I was talking with a small person in my family the other day about the comic strips we had when I was a child, and it was an easy step from there to wonder about the impact they had on me--and on my generation--when I was growing up.
I seriously doubt whether even comic strips and radio combined had one-fourth the impact that TV has on today's young people. But comics were unquestionably a factor in the forming both our life styles and our fantasies--perhaps more than we realized either then or now.
A lot of comics in the 1930s were four-panel jokes--strips such as "Krazy Kat and the "Katzenjammer Kids" and "Mutt and Jeff." But others were running stories with continuing characters, and these were strips that helped shape our thinking.
For example, I learned from "Blondie" and "Bringing Up Father" and "The Gumps" that the real iron in our society is provided by women, and they somehow have to hold things together despite the good-hearted but semi-idiot men in their lives.
From "Dick Tracy," I learned that Law and Order has no shades of gray. There are Good Guys and Bad Guys, and God help the person who fuzzes those two clearly defined areas.
From Uncle Walt and Skeezix in "Gasoline Alley," I learned that perseverance, pluck and hard work will win out every time, no matter the odds.
But I suspect the comic strip that made the greatest impact on me was "Little Orphan Annie," who--despite her daily aphorisms--was really only a shill for the hero of my Depression childhood: Daddy Warbucks. However you want to slice him, Daddy Warbucks--at least in retrospect--was an unembarrassed fascist, bebopping around the world, ignoring domestic and international law to zap what he perceived as bad guys (mostly Bolsheviks, a term that to Daddy encompassed everyone from Russian bomb throwers to union organizers to Democrats). Actually, Daddy didn't do the dirty work himself. He turned over most of it to a pair of hit men named the Asp and Punjab.
They made a sappy musical about Orphan Annie a few years ago in which the producers--obviously young--refused to take either of two tacks that might have worked: to send it up or to play it absolutely straight. Instead, the show took a middle course in which social issues were fuzzed, villains were made comic and Daddy Warbucks ended up embracing Franklin D. Roosevelt--which must have Harold Gray (who created Annie) and Col. Robert McCormick (who introduced Annie in his Chicago Tribune) still spinning in their graves.
Reflecting on the early days of Orphan Annie, it hit me what a bunch of outrageously mixed signals were sent to those of us who grew up in the 1930s.
In real life, we were seeing bread lines and incipient pockets of revolution and social changes so profound we couldn't begin to grasp their impact, and the long, slow buildup to a global war. But our fantasy life was symbolized by Fred Astaire and Ginger Rogers in top hat and lace dancing on clouds. And by Daddy Warbucks with his yachts and his mansions and his millions.
I can remember dealing with the distress--economic and domestic--in my home by fantasizing myself on one of Daddy Warbucks' yachts. I was ready to throw in with him instantly. I could not care less how he made his money. It was an attitude that unfortunately stuck with me until the excesses of Sen. Joseph McCarthy mercifully forced me to take a hard look at the political scene and to rethink what I really believed. This, in turn, set me on a new philosophical course that brought me a lot closer to my patient, gently Democratic father than to my adopted Daddy Warbucks.

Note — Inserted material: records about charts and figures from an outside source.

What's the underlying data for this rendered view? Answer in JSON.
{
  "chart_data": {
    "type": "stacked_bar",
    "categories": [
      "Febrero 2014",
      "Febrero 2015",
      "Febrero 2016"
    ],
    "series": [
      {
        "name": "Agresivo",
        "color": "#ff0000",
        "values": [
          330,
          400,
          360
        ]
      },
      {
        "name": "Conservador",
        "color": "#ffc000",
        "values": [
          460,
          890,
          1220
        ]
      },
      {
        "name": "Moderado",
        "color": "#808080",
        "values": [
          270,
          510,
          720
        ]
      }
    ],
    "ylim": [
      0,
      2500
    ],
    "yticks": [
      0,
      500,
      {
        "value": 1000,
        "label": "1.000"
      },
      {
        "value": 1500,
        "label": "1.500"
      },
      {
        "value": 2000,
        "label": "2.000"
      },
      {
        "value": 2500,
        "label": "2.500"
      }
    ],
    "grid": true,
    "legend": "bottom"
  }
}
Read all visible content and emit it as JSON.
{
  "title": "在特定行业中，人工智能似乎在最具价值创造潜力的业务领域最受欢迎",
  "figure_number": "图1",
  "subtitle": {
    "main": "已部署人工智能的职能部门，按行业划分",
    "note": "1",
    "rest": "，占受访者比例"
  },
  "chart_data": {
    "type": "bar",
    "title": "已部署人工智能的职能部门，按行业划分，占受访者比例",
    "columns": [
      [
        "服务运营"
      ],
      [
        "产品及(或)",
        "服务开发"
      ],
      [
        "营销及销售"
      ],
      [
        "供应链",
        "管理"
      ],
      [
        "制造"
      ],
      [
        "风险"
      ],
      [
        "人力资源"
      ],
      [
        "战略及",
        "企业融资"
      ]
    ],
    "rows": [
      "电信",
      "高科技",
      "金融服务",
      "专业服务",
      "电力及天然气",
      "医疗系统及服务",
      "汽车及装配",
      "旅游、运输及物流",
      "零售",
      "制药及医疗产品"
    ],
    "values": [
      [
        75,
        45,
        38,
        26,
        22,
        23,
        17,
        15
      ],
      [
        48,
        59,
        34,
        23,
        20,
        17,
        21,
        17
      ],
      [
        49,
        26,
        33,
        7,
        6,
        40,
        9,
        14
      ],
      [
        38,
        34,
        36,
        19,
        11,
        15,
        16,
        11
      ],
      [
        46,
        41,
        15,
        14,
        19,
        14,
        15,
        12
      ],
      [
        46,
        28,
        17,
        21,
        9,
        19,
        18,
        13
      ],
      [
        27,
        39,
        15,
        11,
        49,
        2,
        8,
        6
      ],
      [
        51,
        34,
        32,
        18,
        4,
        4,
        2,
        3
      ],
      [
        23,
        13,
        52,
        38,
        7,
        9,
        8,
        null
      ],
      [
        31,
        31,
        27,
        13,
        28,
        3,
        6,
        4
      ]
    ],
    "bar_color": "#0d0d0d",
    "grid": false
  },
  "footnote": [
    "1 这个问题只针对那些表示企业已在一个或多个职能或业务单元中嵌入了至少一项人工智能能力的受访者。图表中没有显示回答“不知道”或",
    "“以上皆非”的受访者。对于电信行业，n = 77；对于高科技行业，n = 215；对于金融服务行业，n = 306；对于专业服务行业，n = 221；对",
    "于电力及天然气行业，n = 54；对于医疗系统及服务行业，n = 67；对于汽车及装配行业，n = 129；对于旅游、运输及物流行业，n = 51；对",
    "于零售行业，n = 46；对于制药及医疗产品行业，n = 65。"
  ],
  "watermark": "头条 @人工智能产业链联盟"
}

Did Daddy Warbucks really have enough impact on me as a child to influence my political thinking? That is impossible to measure, but Orphan Annie was certainly one of the complex of factors in the unshaped man who went off to World War II. And if nothing else, the impact of those early strips has made me an inveterate comic reader today.
Some interesting things have happened to the comics over the years. First, most of them don't seem to be intended, even obliquely, for children. Even the delightful "Calvin and Hobbes"--whose protagonists are a small boy and his stuffed tiger--is written at a high level of sophistication. Second, the doctrinaire strips have veered off from the political right of my childhood into two new directions: the political left ("Doonesbury," "Bloom County") and a kind of bemused anarchy ("B.C.," "Crock"). Finally, the satire even in the daily gag strips ("Drabble," "Tumbleweeds") is often very sharp.
I think the most incisive social commentary in the newspaper today is found on the comics page. So I am grateful I formed the habit by growing up at a time when reading the "funnies" was as fixed in our routine as brushing our teeth.